Kings County Farm Bureau to hold educational groundwater sessions
- Editor’s note: Monserrat Solis covers Kings County water issues for SJV Water through the California Local News Fellowship initiative.
The Kings County Farm Bureau is holding two informational events for residents to learn more about its lawsuit against the state involving the Sustainable Groundwater Management Act (SGMA).
Information will cover the suit’s current status and its potential effect on the community, according to the farm bureau’s Facebook page.
The first meeting will be held Wednesday, April 9 at Lemoore College, 555 College Ave, in conference room 719 at 3 p.m.
The second event will be held April 30 at St. John’s Hall, 8324 8 ½ Ave at 9 a.m.
“We found that there are a lot of people that still are unaware of what SGMA is and truly how it impacts them,” Terra Brusseau, consultant for the Farm Bureau and founder of the Central Valley Group, said. “Our focus initially is to just let people know about SGMA.”
The Central Valley Group is a consulting firm that provides public relations, communications and fund raising services.
The Kings County Farm Bureau sued the state Water Resources Control Board in 2024 after the board placed the Tulare Lake subbasin, which covers most of Kings County, on probation for failing to come up with a groundwater plan to protect domestic wells and stop severe subsidence, among other issues.

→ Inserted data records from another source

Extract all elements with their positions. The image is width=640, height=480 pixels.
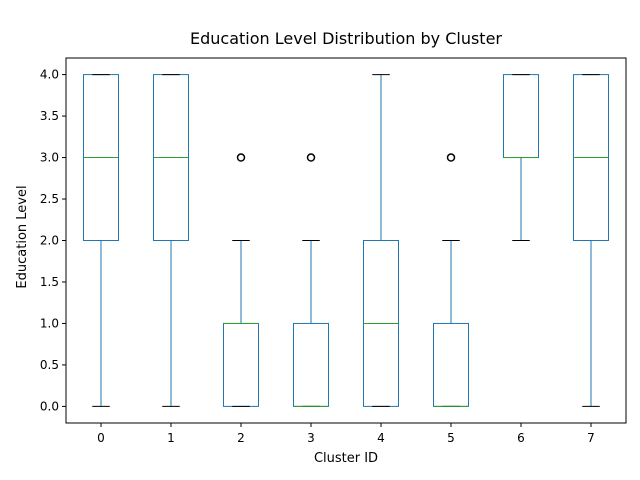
x-tick-label: 3	[307, 431, 315, 445]
box-group-cluster-6	[503, 74, 539, 241]
outlier-point	[306, 153, 316, 162]
chart-title: Education Level Distribution by Cluster	[190, 29, 502, 48]
x-tick-label: 2	[237, 431, 245, 445]
y-tick-label: 1.0	[40, 316, 59, 330]
box-group-cluster-4	[363, 74, 399, 407]
box-group-cluster-5	[433, 153, 469, 407]
x-tick-label: 7	[587, 431, 595, 445]
box-group-cluster-3	[293, 153, 329, 407]
plot-layer: 0.0 0.5 1.0 1.5 2.0 2.5 3.0 3.5 4.0 0 1 2 3 4 5 6 7	[40, 57, 627, 445]
y-axis-label: Education Level	[15, 185, 30, 288]
outlier-point	[236, 153, 246, 162]
box-group-cluster-0	[83, 74, 119, 407]
y-tick-label: 0.0	[40, 399, 59, 413]
y-tick-label: 0.5	[40, 358, 59, 372]
x-tick-label: 5	[447, 431, 455, 445]
x-tick-label: 0	[97, 431, 105, 445]
outlier-point	[446, 153, 456, 162]
y-tick-label: 4.0	[40, 68, 59, 82]
x-tick-label: 6	[517, 431, 525, 445]
y-tick-label: 3.5	[40, 109, 59, 123]
y-tick-label: 2.0	[40, 234, 59, 248]
x-axis-label: Cluster ID	[314, 451, 378, 466]
box-group-cluster-2	[223, 153, 259, 407]
y-tick-label: 2.5	[40, 192, 59, 206]
x-tick-label: 1	[167, 431, 175, 445]
x-tick-label: 4	[377, 431, 385, 445]
y-tick-label: 3.0	[40, 151, 59, 165]
box-group-cluster-7	[573, 74, 609, 407]
y-tick-label: 1.5	[40, 275, 59, 289]
box-group-cluster-1	[153, 74, 189, 407]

The Farm Bureau claimed the probationary findings and sanctions violated SGMA and the state’s constitution.
Passed in 2014, SGMA aims to bring severely overpumped aquifers back into balance by 2040 by regulating groundwater pumping through local control. The law required local agencies to form groundwater sustainability agencies (GSA) to craft water plans to reverse damage caused by overpumping.
Under probation, farmers in the Tulare Lake subbasin would have to meter and register wells at an annual cost of $300 per well and pay an extra $20 per acre foot pumped.
A Kings County judge issued a preliminary injunction against the state sanctions, citing numerous issues with how the Water Board applied the law.
The state appealed the injunction. Meanwhile, local groundwater agencies are instituting their own well registration and monitoring programs.